There was no need to ask that question after Game 6. 

Elite players rise to the occasion in big moments, and on Thursday night Giannis proved that's just what he is. All night long, he made big play after big play, delivering a performance worthy of the "M-V-P" chants the Bradley Center faithful rained down upon their hero. Finishing with 31 points, 14 rebounds and four assists, Giannis led the Bucks to a 97-86 victory, forcing a Game 7 back in Boston on Saturday.

"My team did a great job looking for me," Giannis explained in front of his locker after the win, giving credit to his teammates as always. "I was able to rebound the ball and find lanes in transition too. I was out there, I was trying to make plays and be aggressive, and that's what I did tonight."

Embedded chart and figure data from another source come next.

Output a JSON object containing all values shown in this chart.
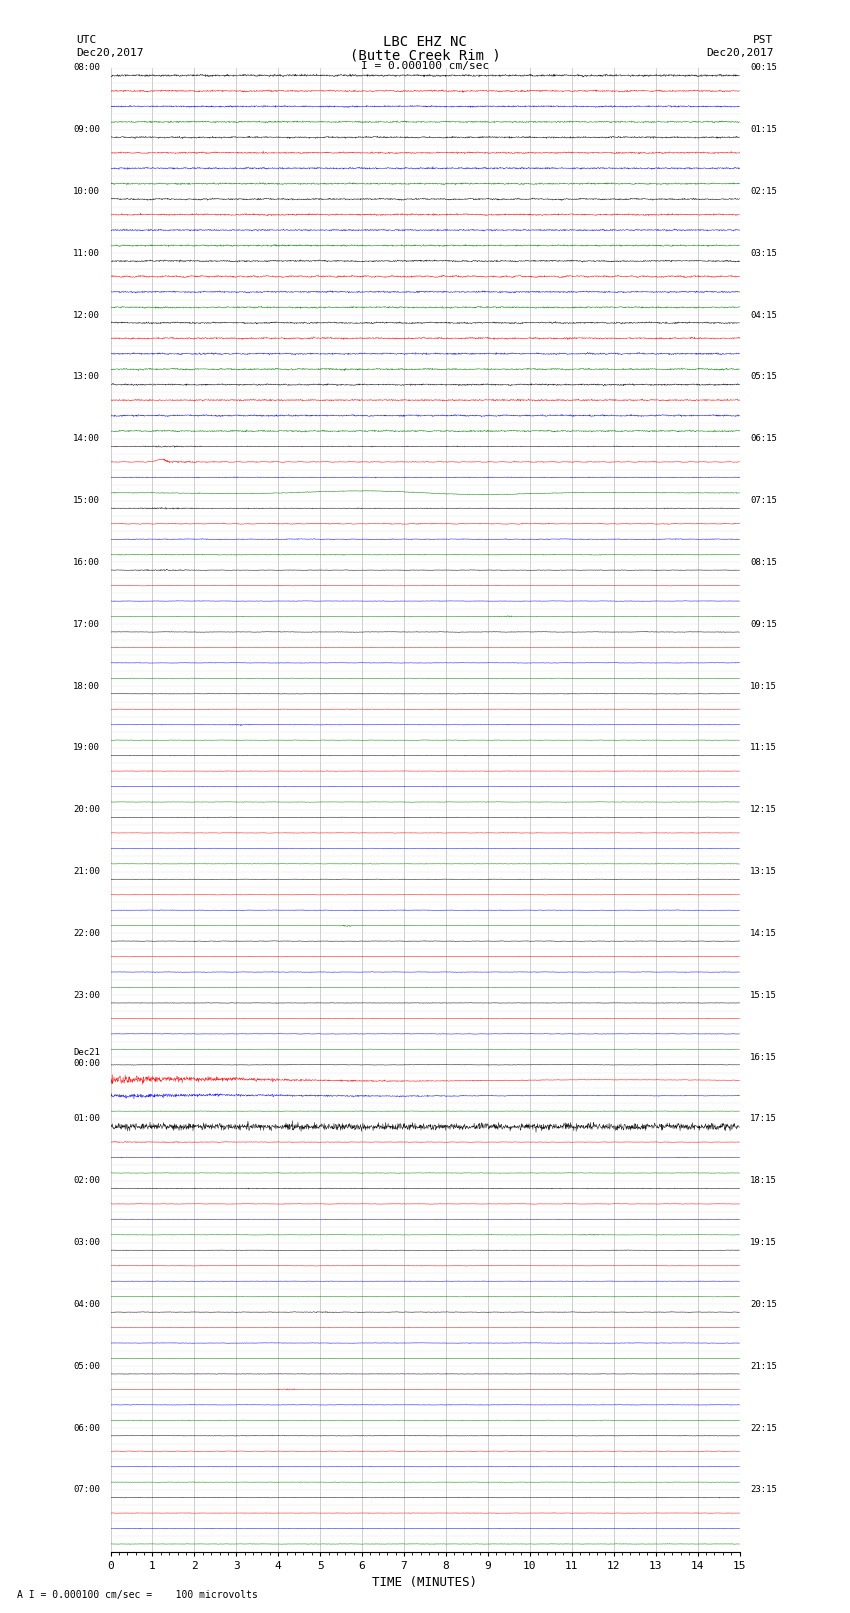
{
  "title_line1": "LBC EHZ NC",
  "title_line2": "(Butte Creek Rim )",
  "scale_label": "I = 0.000100 cm/sec",
  "xlabel": "TIME (MINUTES)",
  "bottom_label": "A I = 0.000100 cm/sec =    100 microvolts",
  "utc_display": [
    "08:00",
    "09:00",
    "10:00",
    "11:00",
    "12:00",
    "13:00",
    "14:00",
    "15:00",
    "16:00",
    "17:00",
    "18:00",
    "19:00",
    "20:00",
    "21:00",
    "22:00",
    "23:00",
    "Dec21|00:00",
    "01:00",
    "02:00",
    "03:00",
    "04:00",
    "05:00",
    "06:00",
    "07:00"
  ],
  "pst_display": [
    "00:15",
    "01:15",
    "02:15",
    "03:15",
    "04:15",
    "05:15",
    "06:15",
    "07:15",
    "08:15",
    "09:15",
    "10:15",
    "11:15",
    "12:15",
    "13:15",
    "14:15",
    "15:15",
    "16:15",
    "17:15",
    "18:15",
    "19:15",
    "20:15",
    "21:15",
    "22:15",
    "23:15"
  ],
  "num_rows": 96,
  "trace_colors": [
    "black",
    "red",
    "blue",
    "green"
  ],
  "bg_color": "white",
  "grid_color": "#aaaaaa",
  "xmin": 0,
  "xmax": 15,
  "xticks": [
    0,
    1,
    2,
    3,
    4,
    5,
    6,
    7,
    8,
    9,
    10,
    11,
    12,
    13,
    14,
    15
  ]
}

Most impressive about Giannis' night was that he showed up in the fourth quarter, when the Bucks needed him the most. In 10 fourth-quarter minutes, he put up 12 points and five rebounds -- a good line for some players for an entire game.

Whether it was in transition, in the post, cutting to the basket or grabbing offensive rebounds for putbacks, he did it all. In particular, his rebound and putback with just over three minutes to play was a backbreaker for the Celtics.

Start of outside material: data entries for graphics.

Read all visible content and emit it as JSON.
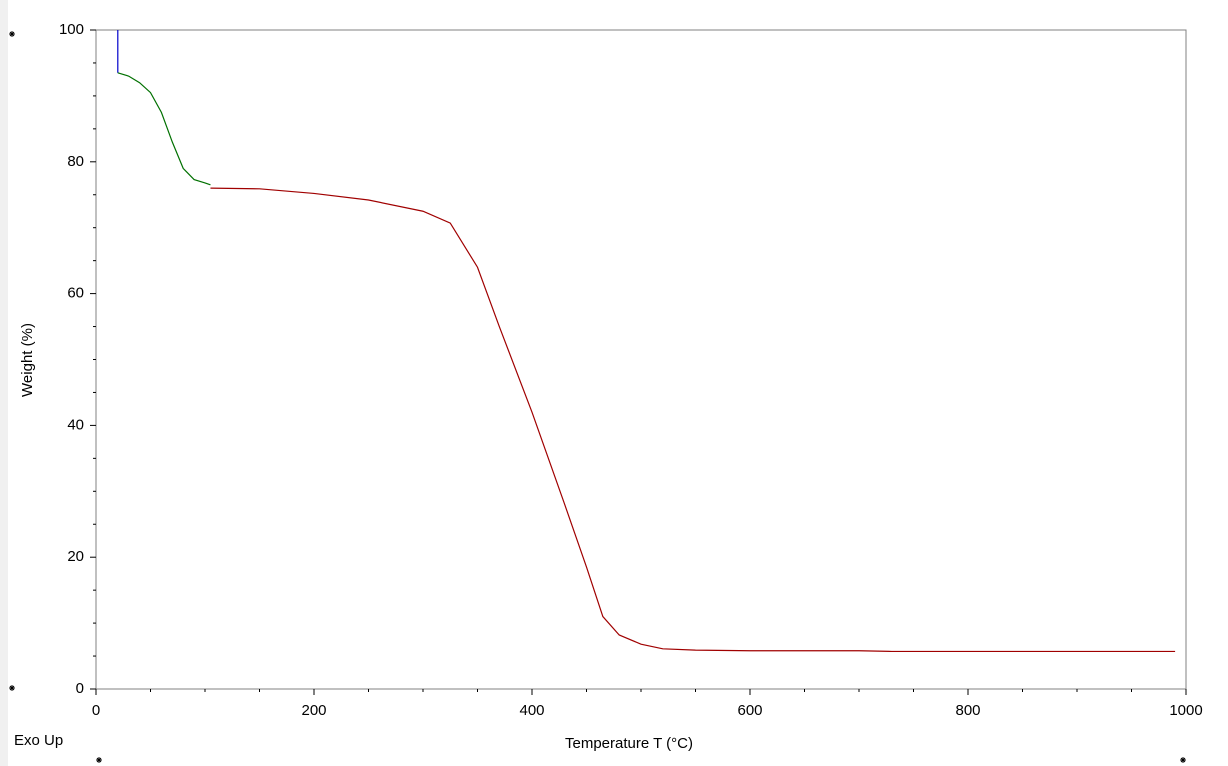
{
  "chart_data": {
    "type": "line",
    "xlabel": "Temperature T (°C)",
    "ylabel": "Weight (%)",
    "annotation": "Exo Up",
    "xlim": [
      0,
      1000
    ],
    "ylim": [
      0,
      100
    ],
    "xticks": [
      0,
      200,
      400,
      600,
      800,
      1000
    ],
    "yticks": [
      0,
      20,
      40,
      60,
      80,
      100
    ],
    "xminorticks": [
      50,
      100,
      150,
      250,
      300,
      350,
      450,
      500,
      550,
      650,
      700,
      750,
      850,
      900,
      950
    ],
    "yminorticks": [
      5,
      10,
      15,
      25,
      30,
      35,
      45,
      50,
      55,
      65,
      70,
      75,
      85,
      90,
      95
    ],
    "series": [
      {
        "color": "#0000cc",
        "x": [
          20,
          20
        ],
        "values": [
          100,
          93.5
        ]
      },
      {
        "color": "#007000",
        "x": [
          20,
          30,
          40,
          50,
          60,
          70,
          80,
          90,
          100,
          105
        ],
        "values": [
          93.5,
          93,
          92,
          90.5,
          87.5,
          83,
          79,
          77.3,
          76.8,
          76.5
        ]
      },
      {
        "color": "#a00000",
        "x": [
          105,
          150,
          200,
          250,
          300,
          325,
          350,
          370,
          400,
          430,
          450,
          465,
          480,
          500,
          520,
          550,
          600,
          700,
          730,
          800,
          900,
          990
        ],
        "values": [
          76,
          75.9,
          75.2,
          74.2,
          72.5,
          70.7,
          64,
          55,
          42,
          28,
          18.5,
          11,
          8.2,
          6.8,
          6.1,
          5.9,
          5.8,
          5.8,
          5.7,
          5.7,
          5.7,
          5.7
        ]
      }
    ]
  }
}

"One of his best baskets was when he jumped up for an offensive rebound," Bucks head coach Joe Prunty noted in the postgame press conference. "He jumped, put his arms up, and made a play not many players in this league can make. … To be able to go up after playing as hard as he does, at that point in the game, it's a massive play."

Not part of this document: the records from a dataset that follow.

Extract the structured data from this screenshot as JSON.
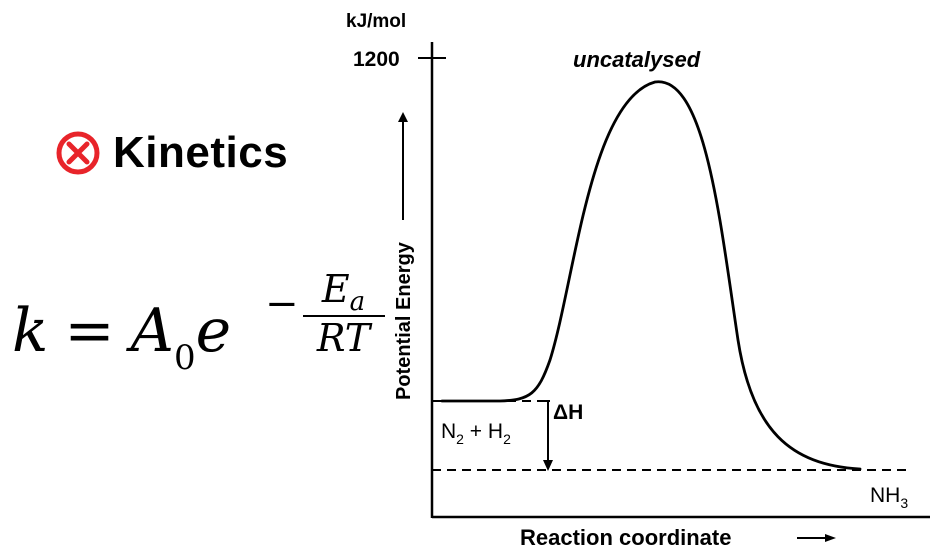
{
  "heading": {
    "title": "Kinetics",
    "icon": "x-circle-icon",
    "icon_color": "#e8242a"
  },
  "formula": {
    "k": "k",
    "equals": "=",
    "A": "A",
    "A_sub": "0",
    "e": "e",
    "minus": "−",
    "numerator": "E",
    "numerator_sub": "a",
    "denominator": "RT"
  },
  "diagram": {
    "y_unit": "kJ/mol",
    "y_tick_label": "1200",
    "y_axis_label": "Potential Energy",
    "x_axis_label": "Reaction coordinate",
    "curve_label": "uncatalysed",
    "reactants": {
      "main": "N",
      "sub1": "2",
      "plus": " + H",
      "sub2": "2"
    },
    "product": {
      "main": "NH",
      "sub": "3"
    },
    "delta_h": "ΔH"
  }
}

Down by as many as 12 points in the fourth quarter, the Celtics had the deficit down to six, and looked to have gotten a stop, before Giannis snatched the ball and put it back in to push the lead back to eight. The Celtics never got closer.

Giannis' ability to put a disappointing Game 5 behind him and step up in Game 6 -- the biggest game of his career to this point -- was the type of performance that cements his place among the game's best.

"If he sat back and watched Russell Westbrook last night, he watched LeBron James last night -- two guys in his elite company -- he sat back, he watched, he observed and he understood what he had to do tonight," Jason Terry explained to CBS Sports. "Whether he shot it 50 times, he had to do whatever he had to do tonight for us to get the win. That's what those two guys did, that's what all the great ones do. Michael Jordan did it. It's tough as a young player, because you want to be unselfish, you want to get everybody involved, but his job is to do whatever it takes on that given night to get us a win. And he did that tonight."

Now the budding superstar, who just five years ago was playing in the Greek second division, will have another chance to build his legacy in the first Game 7 of his career. Asked if he had any expectations for that moment, Giannis paused for a second, then demurred.

"The only thing I know is me and my team are going to play hard," he said.